2023-12-21 17:21:41,894 botocore.hooks [DEBUG] Event request-created.cloudfront-keyvaluestore.DescribeKeyValueStore: calling handler <bound method RequestSigner.handler of <botocore.signers.RequestSigner object at 0x107c935c0>>
2023-12-21 17:21:41,894 botocore.hooks [DEBUG] Event choose-signer.cloudfront-keyvaluestore.DescribeKeyValueStore: calling handler <function set_operation_specific_signer at 0x105c0e7a0>
2023-12-21 17:21:41,895 botocore.hooks [DEBUG] Event request-created.cloudfront-keyvaluestore.DescribeKeyValueStore: calling handler <function add_retry_headers at 0x105c30b80>
2023-12-21 17:21:41,895 botocore.endpoint [DEBUG] Sending http request: <AWSPreparedRequest ...>

SDK version used

boto3 1.34.4 (botocore 1.34.4)

Environment details (OS name and version, etc.)

macOS 13.6.3, Python 3.12.1

nzspambot commented 1 month ago

@pitkley since there is no update I will give you the fix from AWS Enterprise support:

https://docs.aws.amazon.com/AmazonCloudFront/latest/DeveloperGuide/cloudfront-function-restrictions.html#regional-endpoint-for-key-value-store

You must use a regional STS endpoint when calling the keyvalue api endpoint

Enjoy :)

RyanFitzSimmonsAK commented 2 weeks ago

Hi @pitkley, thanks for reaching out and for your patience. Are you still having trouble with this? If so, could you talk about how you're figuring your region in both Boto3 and AWS CLI? It might also be worthwhile looking at the sts_regional_endpoints configuration option, which will let you hit a regional endpoint as mentioned above. Thanks!

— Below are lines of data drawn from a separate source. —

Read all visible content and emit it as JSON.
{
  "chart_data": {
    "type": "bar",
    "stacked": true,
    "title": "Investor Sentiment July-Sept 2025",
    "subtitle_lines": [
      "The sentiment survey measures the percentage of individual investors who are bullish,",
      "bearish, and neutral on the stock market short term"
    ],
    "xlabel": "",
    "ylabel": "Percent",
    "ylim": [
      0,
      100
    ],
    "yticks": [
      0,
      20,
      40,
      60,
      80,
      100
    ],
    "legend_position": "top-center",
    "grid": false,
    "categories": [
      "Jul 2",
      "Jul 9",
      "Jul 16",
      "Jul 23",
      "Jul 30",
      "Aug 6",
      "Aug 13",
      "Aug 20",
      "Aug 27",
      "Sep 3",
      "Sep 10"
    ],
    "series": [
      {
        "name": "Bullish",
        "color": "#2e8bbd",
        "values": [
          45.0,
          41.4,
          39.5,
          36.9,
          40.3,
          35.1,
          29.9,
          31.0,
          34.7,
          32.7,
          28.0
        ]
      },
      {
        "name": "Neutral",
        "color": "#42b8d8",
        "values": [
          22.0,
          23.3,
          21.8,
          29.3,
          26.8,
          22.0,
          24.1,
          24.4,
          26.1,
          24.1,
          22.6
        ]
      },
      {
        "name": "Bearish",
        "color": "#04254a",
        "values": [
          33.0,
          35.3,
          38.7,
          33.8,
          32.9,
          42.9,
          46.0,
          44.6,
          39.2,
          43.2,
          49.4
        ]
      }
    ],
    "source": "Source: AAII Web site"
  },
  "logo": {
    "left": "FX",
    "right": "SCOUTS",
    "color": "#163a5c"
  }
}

github-actions[bot] commented 1 week ago

Greetings! It looks like this issue hasn’t been active in longer than five days. We encourage you to check if this is still an issue in the latest release. In the absence of more information, we will be closing this issue soon. If you find that this is still a problem, please feel free to provide a comment or upvote with a reaction on the initial post to prevent automatic closure. If the issue is already closed, please feel free to open a new one.